By Ellie Brookbank, Junior Political Science Major, Salisbury University (Md.)

Ellie Brookbank.jpg

Ellie Brookbank

My name is Ellie Brookbank and I am currently the Political Director for the Maryland College Democrats and the President of the Salisbury University College Democrats. At the start of the Maryland General Assembly’s legislative session, I also became an intern for Maryland State Senator Bobby Zirkin (D-11) who has served the Maryland assembly since 1998. Senator Zirkin, who is the Chair of the Senate Judicial Proceedings committee, recently proposed a bill (Senate Bill 141) that would require a polling place be established on all higher education campuses that house students.

As the student leader of a political organization, I am thrilled about the effect that this piece of legislation could have on increasing student voter turnout and overall civic engagement. During the past election cycle, both the Maryland State College Democrats and the Salisbury College Democrats were working to make sure that students were informed about when and how they could vote. On Salisbury’s campus specifically, both members of the College Democrats and College Republicans participated in voter registration tables in conjunction with PACE (Salisbury’s Institute for Public Affairs and Civic Engagement). From participating in many of these voter registration tables, handing out voter information at various school events, and discussing voting procedures during club meetings, I was able to get a sense of the obstacles students face when voting.

During the first hearing of Senate Bill 141 (track the bill here) in the Education, Health and Environmental Affairs Committee, I testified on behalf of this significant bill and also helped to organize students from all over Maryland to share both their oral and written support for this bill.
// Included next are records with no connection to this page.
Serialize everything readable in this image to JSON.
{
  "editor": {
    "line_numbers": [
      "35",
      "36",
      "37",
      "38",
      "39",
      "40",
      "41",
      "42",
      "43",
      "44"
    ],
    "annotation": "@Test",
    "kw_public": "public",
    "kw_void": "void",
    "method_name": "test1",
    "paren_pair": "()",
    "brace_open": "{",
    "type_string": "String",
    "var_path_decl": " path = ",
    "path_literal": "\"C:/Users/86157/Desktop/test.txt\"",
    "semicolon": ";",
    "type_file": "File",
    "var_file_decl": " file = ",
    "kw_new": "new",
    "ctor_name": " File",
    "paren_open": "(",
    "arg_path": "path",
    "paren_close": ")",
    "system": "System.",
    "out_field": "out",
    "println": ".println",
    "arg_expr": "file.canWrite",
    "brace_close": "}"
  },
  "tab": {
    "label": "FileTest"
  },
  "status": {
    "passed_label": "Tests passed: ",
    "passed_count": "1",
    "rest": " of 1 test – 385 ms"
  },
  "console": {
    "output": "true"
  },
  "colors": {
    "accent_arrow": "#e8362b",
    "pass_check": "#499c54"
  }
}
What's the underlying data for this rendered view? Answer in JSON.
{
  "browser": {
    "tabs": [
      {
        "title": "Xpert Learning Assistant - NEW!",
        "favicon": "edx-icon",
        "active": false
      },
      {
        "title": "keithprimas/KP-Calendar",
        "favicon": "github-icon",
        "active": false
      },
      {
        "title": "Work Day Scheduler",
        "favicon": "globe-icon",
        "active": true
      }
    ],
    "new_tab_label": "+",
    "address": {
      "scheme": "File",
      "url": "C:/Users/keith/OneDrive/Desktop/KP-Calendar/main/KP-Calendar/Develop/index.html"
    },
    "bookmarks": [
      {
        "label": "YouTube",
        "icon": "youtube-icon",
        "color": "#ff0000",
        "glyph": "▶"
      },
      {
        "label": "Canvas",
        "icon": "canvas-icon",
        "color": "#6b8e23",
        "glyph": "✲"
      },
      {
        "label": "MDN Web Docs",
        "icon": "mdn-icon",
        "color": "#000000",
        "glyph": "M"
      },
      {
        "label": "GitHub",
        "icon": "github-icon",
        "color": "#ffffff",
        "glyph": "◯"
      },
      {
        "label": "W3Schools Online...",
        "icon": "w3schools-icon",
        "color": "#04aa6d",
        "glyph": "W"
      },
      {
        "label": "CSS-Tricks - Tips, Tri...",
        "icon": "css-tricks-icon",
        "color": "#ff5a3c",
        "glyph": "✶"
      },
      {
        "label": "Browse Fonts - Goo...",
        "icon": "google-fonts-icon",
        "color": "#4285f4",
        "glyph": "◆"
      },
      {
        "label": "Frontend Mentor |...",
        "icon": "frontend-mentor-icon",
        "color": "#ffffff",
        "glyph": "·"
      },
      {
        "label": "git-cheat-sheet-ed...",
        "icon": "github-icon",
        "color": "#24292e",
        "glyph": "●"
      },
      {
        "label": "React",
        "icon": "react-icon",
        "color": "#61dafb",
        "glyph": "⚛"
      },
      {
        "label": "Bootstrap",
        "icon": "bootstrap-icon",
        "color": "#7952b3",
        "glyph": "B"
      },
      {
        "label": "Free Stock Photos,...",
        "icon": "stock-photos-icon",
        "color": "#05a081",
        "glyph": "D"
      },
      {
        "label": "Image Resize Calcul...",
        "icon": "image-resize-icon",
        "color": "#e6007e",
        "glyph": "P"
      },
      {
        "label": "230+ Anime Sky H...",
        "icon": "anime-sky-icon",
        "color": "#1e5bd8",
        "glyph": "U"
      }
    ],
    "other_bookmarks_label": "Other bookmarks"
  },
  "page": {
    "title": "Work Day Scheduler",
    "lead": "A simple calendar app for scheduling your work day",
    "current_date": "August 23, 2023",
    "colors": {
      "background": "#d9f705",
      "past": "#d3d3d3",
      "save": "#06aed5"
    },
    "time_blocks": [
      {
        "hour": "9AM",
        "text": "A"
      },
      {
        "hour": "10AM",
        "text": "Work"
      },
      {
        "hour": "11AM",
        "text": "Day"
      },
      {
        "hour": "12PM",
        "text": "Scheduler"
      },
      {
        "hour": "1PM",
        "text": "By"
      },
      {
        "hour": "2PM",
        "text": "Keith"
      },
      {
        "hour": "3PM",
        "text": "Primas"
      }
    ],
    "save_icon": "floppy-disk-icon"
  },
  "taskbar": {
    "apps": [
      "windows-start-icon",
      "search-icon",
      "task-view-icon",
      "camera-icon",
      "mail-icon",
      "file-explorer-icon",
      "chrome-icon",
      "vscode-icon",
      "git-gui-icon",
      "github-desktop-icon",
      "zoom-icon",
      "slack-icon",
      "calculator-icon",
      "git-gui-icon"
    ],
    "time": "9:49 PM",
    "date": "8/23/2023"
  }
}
During my testimony, I highlighted that absentee ballots are often the only option for students who are not able to go back home to vote, do not have the transportation to get off campus to a polling location, or are not comfortable going off campus in general. Although absentee ballots may be the only way of voting for students, many are not aware of what they are, or how to request them. Having a polling place directly on college campuses would make voting significantly more accessible for students who are living, working, and volunteering in the communities where they attend school.

Although this bill is still in committee, I am optimistic that the members of the Education, Health and Environmental Affairs Committee will realize the critical role this legislation could play in increasing student voter turnout. Even if Senate Bill 141 does not become law this legislative session, I hope that it will spark a discussion between Maryland students and schools about the accessibility of voting on their individual campuses.